It’s my every other Tuesday and I’m at Swedish Hospital Cancer Institute again. It occurred to me recently that I don’t talk enough about my cancer. It is an important part of who I am these days and maybe today is the day to work on that since I am here at the epicenter.
But first my whole morning has been lovely. Like the weather is beautiful, the traffic was reasonable, I got all my errands done and things just generally ran smoothly like maybe this is my kind of day. Which is great really because I have been a little burned out by the hospital routine as of late and sort of forcing myself to smile about it. And today the universe is conspiring to treat me well even with my grumpy attitude, how nice.
This is delightful actually as I am in a good mood to tackle this hard topic. Well, let’s forge ahead then with such an auspicious beginning how can I go wrong? Cancer, yes.
Well, it’s not cancer in general but just my version, which I can talk about. I can talk about my experience mixing with other patients who have a variety of situations that I know little about medically. And really I know little about my cancer either. I mean by that that I could be way more studious and read up about studies and research. But I have a life to live and trust my doctors and nurses to cover my backside.
The basic idea, my modus operandi, is that I have to know that yes I do have cancer, yes, but at the same time with that in place, I can’t let cancer define me. I think that I have to accept it totally to be able to be free of it this way. It is a workable situation for me.

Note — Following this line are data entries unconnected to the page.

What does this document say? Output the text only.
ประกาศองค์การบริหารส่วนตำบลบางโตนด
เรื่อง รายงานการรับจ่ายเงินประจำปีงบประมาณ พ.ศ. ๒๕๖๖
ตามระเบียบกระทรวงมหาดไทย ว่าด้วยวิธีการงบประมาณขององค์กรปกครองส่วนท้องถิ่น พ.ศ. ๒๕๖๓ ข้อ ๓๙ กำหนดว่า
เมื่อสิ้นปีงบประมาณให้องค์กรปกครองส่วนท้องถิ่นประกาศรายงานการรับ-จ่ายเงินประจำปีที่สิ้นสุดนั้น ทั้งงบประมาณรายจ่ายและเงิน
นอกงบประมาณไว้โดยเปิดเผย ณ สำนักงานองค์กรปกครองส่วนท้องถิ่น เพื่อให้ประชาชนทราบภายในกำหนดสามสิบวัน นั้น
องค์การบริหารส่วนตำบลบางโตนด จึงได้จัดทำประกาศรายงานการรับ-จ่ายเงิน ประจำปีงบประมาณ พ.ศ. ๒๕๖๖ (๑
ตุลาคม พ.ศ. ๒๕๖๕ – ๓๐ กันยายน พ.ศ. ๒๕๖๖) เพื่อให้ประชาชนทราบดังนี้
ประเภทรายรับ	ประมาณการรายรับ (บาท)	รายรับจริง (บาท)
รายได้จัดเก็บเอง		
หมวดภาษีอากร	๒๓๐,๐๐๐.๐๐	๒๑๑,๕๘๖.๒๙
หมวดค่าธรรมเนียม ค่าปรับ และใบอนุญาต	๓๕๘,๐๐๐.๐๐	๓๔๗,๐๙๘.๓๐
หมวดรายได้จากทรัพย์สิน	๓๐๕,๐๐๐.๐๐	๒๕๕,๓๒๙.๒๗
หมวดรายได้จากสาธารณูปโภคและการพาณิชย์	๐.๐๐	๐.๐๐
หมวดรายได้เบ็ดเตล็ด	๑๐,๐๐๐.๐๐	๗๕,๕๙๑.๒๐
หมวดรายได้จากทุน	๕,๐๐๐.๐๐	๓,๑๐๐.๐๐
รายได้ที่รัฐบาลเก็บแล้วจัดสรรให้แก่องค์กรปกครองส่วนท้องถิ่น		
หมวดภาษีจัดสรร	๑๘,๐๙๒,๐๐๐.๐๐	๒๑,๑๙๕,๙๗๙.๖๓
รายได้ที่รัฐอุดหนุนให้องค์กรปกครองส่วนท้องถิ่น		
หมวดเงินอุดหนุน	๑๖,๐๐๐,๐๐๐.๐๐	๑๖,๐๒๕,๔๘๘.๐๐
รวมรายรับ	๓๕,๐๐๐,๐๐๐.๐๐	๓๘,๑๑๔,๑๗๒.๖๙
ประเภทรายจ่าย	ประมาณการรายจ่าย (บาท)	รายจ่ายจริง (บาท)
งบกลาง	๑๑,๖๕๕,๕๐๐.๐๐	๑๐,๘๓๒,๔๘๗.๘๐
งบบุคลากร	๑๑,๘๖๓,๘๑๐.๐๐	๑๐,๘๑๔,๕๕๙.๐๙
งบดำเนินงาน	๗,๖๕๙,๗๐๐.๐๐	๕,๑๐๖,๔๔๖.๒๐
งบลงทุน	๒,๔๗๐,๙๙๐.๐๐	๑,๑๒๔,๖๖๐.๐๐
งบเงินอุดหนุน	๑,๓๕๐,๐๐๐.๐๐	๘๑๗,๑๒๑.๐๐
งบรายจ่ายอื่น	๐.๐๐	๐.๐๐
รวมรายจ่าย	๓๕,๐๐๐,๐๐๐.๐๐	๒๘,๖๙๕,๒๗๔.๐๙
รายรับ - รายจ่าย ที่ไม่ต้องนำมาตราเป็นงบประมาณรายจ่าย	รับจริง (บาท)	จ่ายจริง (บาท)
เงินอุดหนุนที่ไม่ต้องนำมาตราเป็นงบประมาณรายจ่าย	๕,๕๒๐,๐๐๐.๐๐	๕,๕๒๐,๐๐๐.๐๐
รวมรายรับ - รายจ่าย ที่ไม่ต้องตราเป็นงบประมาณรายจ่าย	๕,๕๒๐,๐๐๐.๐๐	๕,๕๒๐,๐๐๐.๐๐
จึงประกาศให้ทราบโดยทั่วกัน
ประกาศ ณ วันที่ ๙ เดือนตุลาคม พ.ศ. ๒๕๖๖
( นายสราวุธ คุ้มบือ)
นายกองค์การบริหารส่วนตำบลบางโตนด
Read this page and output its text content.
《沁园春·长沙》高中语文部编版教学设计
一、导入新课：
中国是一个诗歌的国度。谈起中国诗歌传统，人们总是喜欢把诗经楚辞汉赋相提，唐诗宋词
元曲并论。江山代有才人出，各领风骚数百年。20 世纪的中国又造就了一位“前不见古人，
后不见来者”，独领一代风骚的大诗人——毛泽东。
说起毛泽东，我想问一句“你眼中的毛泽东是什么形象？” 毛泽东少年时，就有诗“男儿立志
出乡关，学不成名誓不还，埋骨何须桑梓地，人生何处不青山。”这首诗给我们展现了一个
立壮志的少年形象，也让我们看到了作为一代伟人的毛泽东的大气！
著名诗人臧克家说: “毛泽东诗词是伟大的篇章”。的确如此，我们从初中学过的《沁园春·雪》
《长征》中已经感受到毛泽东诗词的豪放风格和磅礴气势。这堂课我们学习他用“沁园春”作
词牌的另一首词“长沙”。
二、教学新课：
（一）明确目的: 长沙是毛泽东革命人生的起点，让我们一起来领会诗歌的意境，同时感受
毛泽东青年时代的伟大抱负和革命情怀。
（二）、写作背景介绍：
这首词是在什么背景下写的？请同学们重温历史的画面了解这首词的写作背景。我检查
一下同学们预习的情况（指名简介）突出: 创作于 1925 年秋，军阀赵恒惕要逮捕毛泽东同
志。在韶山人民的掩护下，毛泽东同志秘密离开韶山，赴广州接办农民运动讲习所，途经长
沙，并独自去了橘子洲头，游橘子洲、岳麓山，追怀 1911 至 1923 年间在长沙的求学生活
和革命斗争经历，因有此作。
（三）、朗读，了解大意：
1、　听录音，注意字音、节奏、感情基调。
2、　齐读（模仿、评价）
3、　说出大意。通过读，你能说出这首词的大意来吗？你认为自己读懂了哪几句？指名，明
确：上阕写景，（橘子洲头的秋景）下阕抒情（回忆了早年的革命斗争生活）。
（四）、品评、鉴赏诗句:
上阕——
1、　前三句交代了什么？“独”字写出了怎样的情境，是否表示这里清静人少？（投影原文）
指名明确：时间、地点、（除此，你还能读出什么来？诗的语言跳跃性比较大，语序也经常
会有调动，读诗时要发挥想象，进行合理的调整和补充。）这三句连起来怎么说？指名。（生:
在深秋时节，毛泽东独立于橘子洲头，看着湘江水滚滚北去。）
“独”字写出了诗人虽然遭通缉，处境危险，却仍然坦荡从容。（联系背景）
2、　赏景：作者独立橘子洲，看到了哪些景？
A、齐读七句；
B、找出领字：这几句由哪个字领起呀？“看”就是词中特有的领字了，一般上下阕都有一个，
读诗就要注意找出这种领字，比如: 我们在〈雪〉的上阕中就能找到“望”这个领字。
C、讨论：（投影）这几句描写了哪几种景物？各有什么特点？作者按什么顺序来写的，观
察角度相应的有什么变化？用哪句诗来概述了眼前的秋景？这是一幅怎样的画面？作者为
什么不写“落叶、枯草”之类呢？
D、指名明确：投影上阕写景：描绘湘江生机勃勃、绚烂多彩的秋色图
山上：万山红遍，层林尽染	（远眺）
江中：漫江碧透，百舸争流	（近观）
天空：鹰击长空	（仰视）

So, the cancer was the catalyst for ninety five percent of what is going on in my life now but remarkable it only takes up five percent of my consciousness. I have to say that another way. Cancer knocked me off my horse, so to speak, but I got right back on another, a superior one. Life goes on for me in a better way really.
How that happened and what that is is a long story that hopefully the documentary will get into. Maybe that will explain it to me too, haha. Well, I still haven’t talked about my cancer but I have talked about it as an instrument of change and the ultimate challenge is how to make that good change.
Change for the better loves, Felipe.